Trees in landfill tell the story of Hong Kong’s lack of green sense
- Hong Kong’s shining facade belies its poor record in waste generation and recycling, where most trees felled in a typhoon end up in a landfill
I was impressed with how quickly Hong Kong cleaned up the streets and restored transport routes after Typhoon Mangkhut, the city’s most intense on record. The first thing that struck me when surveying the aftermath was the number of trees that had been uprooted, and how quickly they were cleared away. However, I was appalled to learn how much of that timber was disposed of in landfill, more than 7,000 tonnes so far (“Most of the trees felled in Hong Kong by Mangkhut to go to landfill”. But then again, perhaps I should not be surprised.

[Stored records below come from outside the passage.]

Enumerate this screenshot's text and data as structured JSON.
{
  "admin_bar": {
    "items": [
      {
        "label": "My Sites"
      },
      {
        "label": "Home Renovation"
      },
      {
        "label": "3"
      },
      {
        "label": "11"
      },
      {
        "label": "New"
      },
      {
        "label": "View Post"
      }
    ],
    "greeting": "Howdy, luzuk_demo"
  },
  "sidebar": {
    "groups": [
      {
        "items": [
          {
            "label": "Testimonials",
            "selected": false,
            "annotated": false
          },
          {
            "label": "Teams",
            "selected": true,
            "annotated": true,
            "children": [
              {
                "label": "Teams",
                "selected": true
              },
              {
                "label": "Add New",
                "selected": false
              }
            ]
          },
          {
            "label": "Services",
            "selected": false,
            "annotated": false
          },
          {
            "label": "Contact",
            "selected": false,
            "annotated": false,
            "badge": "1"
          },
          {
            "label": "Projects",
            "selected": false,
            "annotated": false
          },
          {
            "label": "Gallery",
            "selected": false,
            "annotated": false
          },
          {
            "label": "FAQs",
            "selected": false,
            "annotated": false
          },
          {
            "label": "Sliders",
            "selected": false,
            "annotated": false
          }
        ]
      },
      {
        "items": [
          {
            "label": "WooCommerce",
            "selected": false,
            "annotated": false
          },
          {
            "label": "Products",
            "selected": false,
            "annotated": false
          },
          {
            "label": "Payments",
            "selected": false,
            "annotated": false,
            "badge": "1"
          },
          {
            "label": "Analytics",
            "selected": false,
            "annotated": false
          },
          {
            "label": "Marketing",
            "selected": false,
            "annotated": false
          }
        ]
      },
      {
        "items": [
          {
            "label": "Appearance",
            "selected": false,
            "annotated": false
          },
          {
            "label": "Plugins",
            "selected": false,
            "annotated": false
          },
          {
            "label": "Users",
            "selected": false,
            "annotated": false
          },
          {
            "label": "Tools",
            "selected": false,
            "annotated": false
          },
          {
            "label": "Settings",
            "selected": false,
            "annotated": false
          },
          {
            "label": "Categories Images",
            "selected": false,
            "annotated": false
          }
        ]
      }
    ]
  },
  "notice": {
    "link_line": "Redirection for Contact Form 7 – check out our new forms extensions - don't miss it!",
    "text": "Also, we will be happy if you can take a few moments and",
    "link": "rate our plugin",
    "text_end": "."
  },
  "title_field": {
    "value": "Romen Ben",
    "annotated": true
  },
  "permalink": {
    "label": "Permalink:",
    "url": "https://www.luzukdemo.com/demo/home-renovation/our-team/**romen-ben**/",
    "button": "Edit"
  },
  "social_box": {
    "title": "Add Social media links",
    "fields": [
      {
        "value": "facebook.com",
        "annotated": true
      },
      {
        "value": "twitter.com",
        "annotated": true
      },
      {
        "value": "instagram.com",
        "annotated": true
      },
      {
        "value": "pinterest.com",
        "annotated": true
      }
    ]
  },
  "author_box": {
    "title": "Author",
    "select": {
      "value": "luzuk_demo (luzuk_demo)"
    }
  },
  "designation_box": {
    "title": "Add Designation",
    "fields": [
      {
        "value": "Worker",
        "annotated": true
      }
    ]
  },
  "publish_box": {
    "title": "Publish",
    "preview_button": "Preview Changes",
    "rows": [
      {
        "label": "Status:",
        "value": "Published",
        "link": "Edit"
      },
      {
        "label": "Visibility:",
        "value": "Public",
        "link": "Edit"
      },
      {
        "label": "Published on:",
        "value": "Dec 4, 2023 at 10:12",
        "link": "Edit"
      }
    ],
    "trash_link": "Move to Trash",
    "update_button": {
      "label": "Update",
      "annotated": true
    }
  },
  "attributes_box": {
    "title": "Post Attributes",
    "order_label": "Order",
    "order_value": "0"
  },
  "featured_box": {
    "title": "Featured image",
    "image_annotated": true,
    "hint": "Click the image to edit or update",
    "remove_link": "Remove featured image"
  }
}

Hong Kong has a terrible record for waste generation and recycling, a problem that has barely been addressed, and it seems this lackadaisical attitude extends towards the environment in general. The recently opened Hong Kong-Zhuhai-Macau Bridge is a feat of engineering, yet no thought was given to constructing a system of windmills or a wind farm at the same time (Hong Kong’s sole power-generating windmill was commissioned in 2006).
Hong Kong presents a facade of engineering progress, efficiency and environmental management, yet, in reality, its resources are being depleted, the landscape is saturated with trash, and not much beyond token efforts have been made towards renewable energy.
A city that appears futuristic today, but has little consideration for the future, leaves little to be proud of for its future generations.